Parkinson Society Canada

Parkinson Society Canada
Parkinson Alberta Society

Parkinson Alberta Society

November 23, 2011 12:02 ET

CORRECTION FROM SOURCE: Alberta Researcher Receives $100,000 Grant From Parkinson Society Canada

CALGARY, ALBERTA--(Marketwire - Nov. 23, 2011) - The following corrects and replaces the release issued this morning November 23, 2011 at 9:00 am ET, for Parkinson Society Canada and Parkinson Alberta Society. "Hotchkiss Brain Institute" was excluded from the first paragraph. The complete and corrected release follows:

Parkinson Society Canada today awards Dr. Clinton McCracken, a post-doctoral fellow from the University of Calgary's Hotchkiss Brain Institute, a $100,000 grant to further his research in deep brain stimulation (DBS). Dr. McCracken will receive this award during a celebration event hosted by Parkinson Alberta Society to recognize him along with the many donors who support innovative Parkinson's research in Canada.

McCracken, whose uncle had Parkinson's, hopes his research will generate fundamental insight into how the brain works to avoid impulsive side effects and improve treatment for others living with this disease for which there currently is no cure. McCracken will meet the SuperStar Walkers who helped raise $2.79 million at this past September's Parkinson SuperWalk, the largest annual, nation-wide event to raise money for Parkinson disease in Canada.

"We are delighted to award Dr. McCracken with this two-year grant to bring greater understanding about DBS, a treatment option that can provide long-term benefits and improve the lives of people, particularly those with advanced Parkinson's," says Joyce Gordon, President and CEO, Parkinson Society Canada. "Supporting bright and emerging scientists who contribute to our growing knowledge of Parkinson's gives hope to more than 100,000 Canadians with Parkinson disease."

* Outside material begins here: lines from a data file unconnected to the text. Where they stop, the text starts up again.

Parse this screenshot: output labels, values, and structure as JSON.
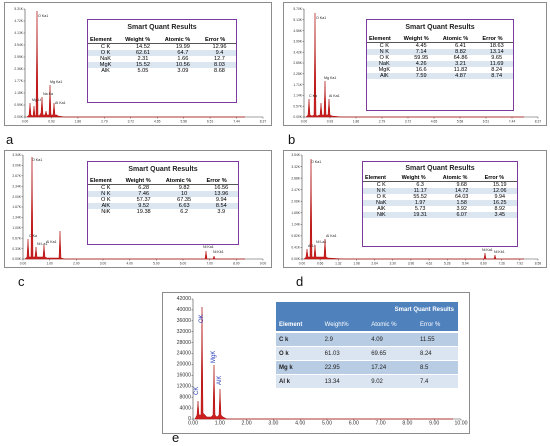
{
  "panels": [
    {
      "id": "a",
      "label": "a",
      "y_ticks": [
        "5.31K",
        "4.72K",
        "4.13K",
        "3.54K",
        "2.95K",
        "2.36K",
        "1.77K",
        "1.18K",
        "0.59K",
        "0.00K"
      ],
      "x_ticks": [
        "0.00",
        "0.93",
        "1.86",
        "2.79",
        "3.72",
        "4.65",
        "5.58",
        "6.51",
        "7.44",
        "8.37"
      ],
      "peak_labels": [
        "C Ka",
        "O Ka1",
        "Na Ka",
        "Mg Ka1",
        "Al Ka1",
        "Mg Lt"
      ],
      "table": {
        "title": "Smart Quant Results",
        "headers": [
          "Element",
          "Weight %",
          "Atomic %",
          "Error %"
        ],
        "rows": [
          [
            "C K",
            "14.52",
            "19.99",
            "12.96"
          ],
          [
            "O K",
            "62.61",
            "64.7",
            "9.4"
          ],
          [
            "NaK",
            "2.31",
            "1.66",
            "12.7"
          ],
          [
            "MgK",
            "15.52",
            "10.56",
            "8.03"
          ],
          [
            "AlK",
            "5.05",
            "3.09",
            "8.68"
          ]
        ]
      }
    },
    {
      "id": "b",
      "label": "b",
      "y_ticks": [
        "5.70K",
        "5.13K",
        "4.56K",
        "3.99K",
        "3.42K",
        "2.85K",
        "2.28K",
        "1.71K",
        "1.14K",
        "0.57K",
        "0.00K"
      ],
      "x_ticks": [
        "0.00",
        "0.93",
        "1.86",
        "2.79",
        "3.72",
        "4.65",
        "5.58",
        "6.51",
        "7.44",
        "8.37"
      ],
      "peak_labels": [
        "C Ka",
        "O Ka1",
        "Mg Ka1",
        "Al Ka1",
        "Mg Lt"
      ],
      "table": {
        "title": "Smart Quant Results",
        "headers": [
          "Element",
          "Weight %",
          "Atomic %",
          "Error %"
        ],
        "rows": [
          [
            "C K",
            "4.45",
            "6.41",
            "18.63"
          ],
          [
            "N K",
            "7.14",
            "8.82",
            "13.14"
          ],
          [
            "O K",
            "59.95",
            "64.86",
            "9.65"
          ],
          [
            "NaK",
            "4.26",
            "3.21",
            "11.69"
          ],
          [
            "MgK",
            "16.6",
            "11.82",
            "8.24"
          ],
          [
            "AlK",
            "7.59",
            "4.87",
            "8.74"
          ]
        ]
      }
    },
    {
      "id": "c",
      "label": "c",
      "y_ticks": [
        "3.34K",
        "3.00K",
        "2.67K",
        "2.34K",
        "2.00K",
        "1.67K",
        "1.34K",
        "1.00K",
        "0.67K",
        "0.33K",
        "0.00K"
      ],
      "x_ticks": [
        "0.00",
        "1.00",
        "2.00",
        "3.00",
        "4.00",
        "5.00",
        "6.00",
        "7.00",
        "8.00",
        "9.00"
      ],
      "peak_labels": [
        "C Ka",
        "O Ka1",
        "Ni La1",
        "Al Ka1",
        "Ni Ka1",
        "Ni Kb1"
      ],
      "table": {
        "title": "Smart Quant Results",
        "headers": [
          "Element",
          "Weight %",
          "Atomic %",
          "Error %"
        ],
        "rows": [
          [
            "C K",
            "6.28",
            "9.82",
            "16.56"
          ],
          [
            "N K",
            "7.46",
            "10",
            "13.96"
          ],
          [
            "O K",
            "57.37",
            "67.35",
            "9.94"
          ],
          [
            "AlK",
            "9.52",
            "6.63",
            "8.54"
          ],
          [
            "NiK",
            "19.38",
            "6.2",
            "3.9"
          ]
        ]
      }
    },
    {
      "id": "d",
      "label": "d",
      "y_ticks": [
        "3.54K",
        "3.32K",
        "2.88K",
        "2.47K",
        "2.06K",
        "1.65K",
        "1.24K",
        "0.82K",
        "0.41K",
        "0.00K"
      ],
      "x_ticks": [
        "0.00",
        "0.66",
        "1.32",
        "1.98",
        "2.64",
        "3.30",
        "3.96",
        "4.62",
        "5.28",
        "5.94",
        "6.60",
        "7.26",
        "7.92",
        "8.58"
      ],
      "peak_labels": [
        "O Ka1",
        "Ni La1",
        "Al Ka1",
        "Al Ll",
        "Ni Ka1",
        "Ni Kb1"
      ],
      "table": {
        "title": "Smart Quant Results",
        "headers": [
          "Element",
          "Weight %",
          "Atomic %",
          "Error %"
        ],
        "rows": [
          [
            "C K",
            "6.3",
            "9.68",
            "15.19"
          ],
          [
            "N K",
            "11.17",
            "14.72",
            "12.06"
          ],
          [
            "O K",
            "55.52",
            "64.03",
            "9.94"
          ],
          [
            "NaK",
            "1.97",
            "1.58",
            "16.25"
          ],
          [
            "AlK",
            "5.73",
            "3.92",
            "8.92"
          ],
          [
            "NiK",
            "19.31",
            "6.07",
            "3.45"
          ]
        ]
      }
    }
  ],
  "panel_e": {
    "label": "e",
    "y_ticks": [
      "42000",
      "40000",
      "36000",
      "32000",
      "28000",
      "24000",
      "20000",
      "16000",
      "12000",
      "8000",
      "4000",
      "0"
    ],
    "x_ticks": [
      "0.00",
      "1.00",
      "2.00",
      "3.00",
      "4.00",
      "5.00",
      "6.00",
      "7.00",
      "8.00",
      "9.00",
      "10.00"
    ],
    "peak_labels": [
      "OK",
      "CK",
      "MgK",
      "AlK"
    ],
    "table": {
      "title": "Smart Quant Results",
      "headers": [
        "Element",
        "Weight%",
        "Atomic %",
        "Error %"
      ],
      "rows": [
        [
          "C k",
          "2.9",
          "4.09",
          "11.55"
        ],
        [
          "O k",
          "61.03",
          "69.65",
          "8.24"
        ],
        [
          "Mg k",
          "22.95",
          "17.24",
          "8.5"
        ],
        [
          "Al k",
          "13.34",
          "9.02",
          "7.4"
        ]
      ]
    }
  },
  "colors": {
    "spectrum": "#cc1f1f",
    "table_border": "#7b3aa0",
    "table_alt_row": "#dce6f1",
    "table_e_header": "#4f81bd"
  }
}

McCracken, one of 28 Parkinson Society Canada National Research Program grant recipients in 2011, wants to help surgeons refine the positioning of the DBS electrodes and the frequencies at which electrical stimulation is delivered, to avoid impulsive side effects.

"We are committed to providing Albertans living with Parkinson disease with the necessary support and services every step of the Parkinson journey," says John Petryshen, CEO, Parkinson Alberta Society. "We also provide hope to individuals through research funding so that they may benefit from improved treatments as Canada and the global Parkinson community searches for a cure."

Parkinson Alberta Society is one of 10 regional partners of Parkinson Society Canada which has been supporting Canadians living with Parkinson's since 1965. Parkinson Alberta Society has five offices throughout Alberta working on behalf of the 8,000 people living with Parkinson disease in the province. For more information about Parkinson Alberta Society visit To find out more about Parkinson disease and the National Research Program, call 1-800-565-3000 or visit

Since 1981, Parkinson Society Canada has invested $19.5 million in 385 research projects in basic research, new investigations, graduate student awards, pilot project grants and fellowships. Through the National Research Program, Parkinson Society Canada and Parkinson Alberta Society encourage innovative ideas and foster emerging Canadian scientists in their careers to further understand Parkinson disease.